Answer: (a) \(\cosh^2 x-\sinh^2 x=1\).
(b) \(\dfrac{\mathrm{d}}{\mathrm{d}x}\big(\tan^{-1}(\sinh x)\big)=\operatorname{sech}x\).
(c) The graph of \(y=\operatorname{sech}x\) is an even curve, symmetric about the \(y\)-axis, with maximum value \(1\) at \(x=0\), and horizontal asymptote \(y=0\).
(d) \(\displaystyle \sum_{r=1}^{n}\operatorname{sech}r\lt \tan^{-1}(\sinh n)\).
(e) An upper bound for \(\displaystyle \sum_{r=1}^{\infty}\operatorname{sech}r\) is \(\displaystyle \frac{\pi}{2}\).
(a) Using the definitions
\(\cosh x=\dfrac{e^x+e^{-x}}{2}, \qquad \sinh x=\dfrac{e^x-e^{-x}}{2}.\)
Then
\(\cosh^2x=\left(\dfrac{e^x+e^{-x}}{2}\right)^2=\dfrac{e^{2x}+2+e^{-2x}}{4}\)
and
\(\sinh^2x=\left(\dfrac{e^x-e^{-x}}{2}\right)^2=\dfrac{e^{2x}-2+e^{-2x}}{4}.\)
So
\(\cosh^2x-\sinh^2x=\dfrac{e^{2x}+2+e^{-2x}}{4}-\dfrac{e^{2x}-2+e^{-2x}}{4}=\dfrac{4}{4}=1.\)
Hence \(\cosh^2 x-\sinh^2 x=1\).
(b) Let \(u=\sinh x\). Then
\(\dfrac{\mathrm{d}}{\mathrm{d}x}\big(\tan^{-1}(\sinh x)\big)=\dfrac{1}{1+u^2}\cdot \dfrac{\mathrm{d}u}{\mathrm{d}x}=\dfrac{\cosh x}{1+\sinh^2x}.\)
From part (a), \(\cosh^2x-\sinh^2x=1\), so \(1+\sinh^2x=\cosh^2x\). Therefore
\(\dfrac{\mathrm{d}}{\mathrm{d}x}\big(\tan^{-1}(\sinh x)\big)=\dfrac{\cosh x}{\cosh^2x}=\dfrac{1}{\cosh x}=\operatorname{sech}x.\)

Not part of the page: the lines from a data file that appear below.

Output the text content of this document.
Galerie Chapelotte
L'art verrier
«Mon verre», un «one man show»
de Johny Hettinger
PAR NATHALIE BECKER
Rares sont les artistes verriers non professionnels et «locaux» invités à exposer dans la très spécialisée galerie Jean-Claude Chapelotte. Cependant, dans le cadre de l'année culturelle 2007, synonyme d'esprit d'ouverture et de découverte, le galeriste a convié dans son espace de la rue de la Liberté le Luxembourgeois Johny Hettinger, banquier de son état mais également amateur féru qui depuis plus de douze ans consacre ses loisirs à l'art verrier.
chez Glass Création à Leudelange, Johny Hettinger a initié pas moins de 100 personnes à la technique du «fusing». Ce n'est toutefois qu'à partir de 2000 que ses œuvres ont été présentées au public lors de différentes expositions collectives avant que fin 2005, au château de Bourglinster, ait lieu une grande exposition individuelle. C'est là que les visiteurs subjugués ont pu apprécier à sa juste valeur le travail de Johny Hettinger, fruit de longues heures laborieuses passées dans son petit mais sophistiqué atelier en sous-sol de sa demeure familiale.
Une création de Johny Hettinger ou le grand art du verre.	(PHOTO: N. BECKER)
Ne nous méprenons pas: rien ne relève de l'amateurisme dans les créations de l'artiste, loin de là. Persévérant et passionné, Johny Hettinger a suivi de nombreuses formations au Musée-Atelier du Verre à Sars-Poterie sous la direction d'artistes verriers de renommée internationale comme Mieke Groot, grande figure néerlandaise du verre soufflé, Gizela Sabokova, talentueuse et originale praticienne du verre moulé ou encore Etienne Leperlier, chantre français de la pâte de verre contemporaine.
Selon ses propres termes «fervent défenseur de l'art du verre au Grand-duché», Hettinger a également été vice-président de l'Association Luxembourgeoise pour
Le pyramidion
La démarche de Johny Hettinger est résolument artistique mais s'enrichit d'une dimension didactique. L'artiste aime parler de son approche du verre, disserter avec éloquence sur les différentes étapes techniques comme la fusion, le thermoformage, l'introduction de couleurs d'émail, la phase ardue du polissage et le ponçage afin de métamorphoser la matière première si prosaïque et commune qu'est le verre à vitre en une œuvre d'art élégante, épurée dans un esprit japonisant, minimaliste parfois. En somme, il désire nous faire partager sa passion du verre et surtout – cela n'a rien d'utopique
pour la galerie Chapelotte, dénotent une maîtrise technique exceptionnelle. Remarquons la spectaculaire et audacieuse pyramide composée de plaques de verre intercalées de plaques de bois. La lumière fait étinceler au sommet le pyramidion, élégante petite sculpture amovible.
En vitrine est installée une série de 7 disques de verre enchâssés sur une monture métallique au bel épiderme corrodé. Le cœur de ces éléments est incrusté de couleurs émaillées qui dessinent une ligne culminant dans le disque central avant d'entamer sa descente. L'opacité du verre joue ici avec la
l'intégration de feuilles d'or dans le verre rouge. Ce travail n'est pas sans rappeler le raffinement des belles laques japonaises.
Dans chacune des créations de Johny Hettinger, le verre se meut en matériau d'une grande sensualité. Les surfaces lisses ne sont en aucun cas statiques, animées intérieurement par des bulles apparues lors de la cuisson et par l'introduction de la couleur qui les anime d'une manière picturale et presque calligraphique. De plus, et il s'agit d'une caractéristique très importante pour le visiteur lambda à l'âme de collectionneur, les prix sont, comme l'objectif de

(c) Since \(\operatorname{sech}x=\dfrac{1}{\cosh x}\) and \(\cosh x\) is even, \(\operatorname{sech}x\) is also even, so the graph is symmetric about the \(y\)-axis.
Also, \(\cosh 0=1\), so \(\operatorname{sech}0=1\). This is the maximum point.
As \(|x|\to\infty\), \(\cosh x\to\infty\), so \(\operatorname{sech}x\to 0\). Hence the horizontal asymptote is \(y=0\).
So the sketch is a positive curve, peaking at \((0,1)\), symmetric about the \(y\)-axis, and approaching \(0\) as \(x\to \pm\infty\).
(d) On \([0,\infty)\), the graph of \(y=\operatorname{sech}x\) decreases. Using rectangles of width \(1\) and heights \(\operatorname{sech}1,\operatorname{sech}2,\dots,\operatorname{sech}n\), each rectangle lies below the curve over the interval to its left.
Hence
\(\displaystyle \sum_{r=1}^{n}\operatorname{sech}r\lt \int_0^n \operatorname{sech}x\,\mathrm{d}x.\)
From part (b), an antiderivative of \(\operatorname{sech}x\) is \(\tan^{-1}(\sinh x)\). So
\(\displaystyle \int_0^n \operatorname{sech}x\,\mathrm{d}x=\left[\tan^{-1}(\sinh x)\right]_0^n=\tan^{-1}(\sinh n)-\tan^{-1}(0)=\tan^{-1}(\sinh n).\)
Therefore
\(\displaystyle \sum_{r=1}^{n}\operatorname{sech}r\lt \tan^{-1}(\sinh n).\)
(e) As \(n\to\infty\), \(\sinh n\to\infty\), so \(\tan^{-1}(\sinh n)\to \dfrac{\pi}{2}.\)
Hence \(\displaystyle \sum_{r=1}^{\infty}\operatorname{sech}r\) has upper bound \(\displaystyle \frac{\pi}{2}\).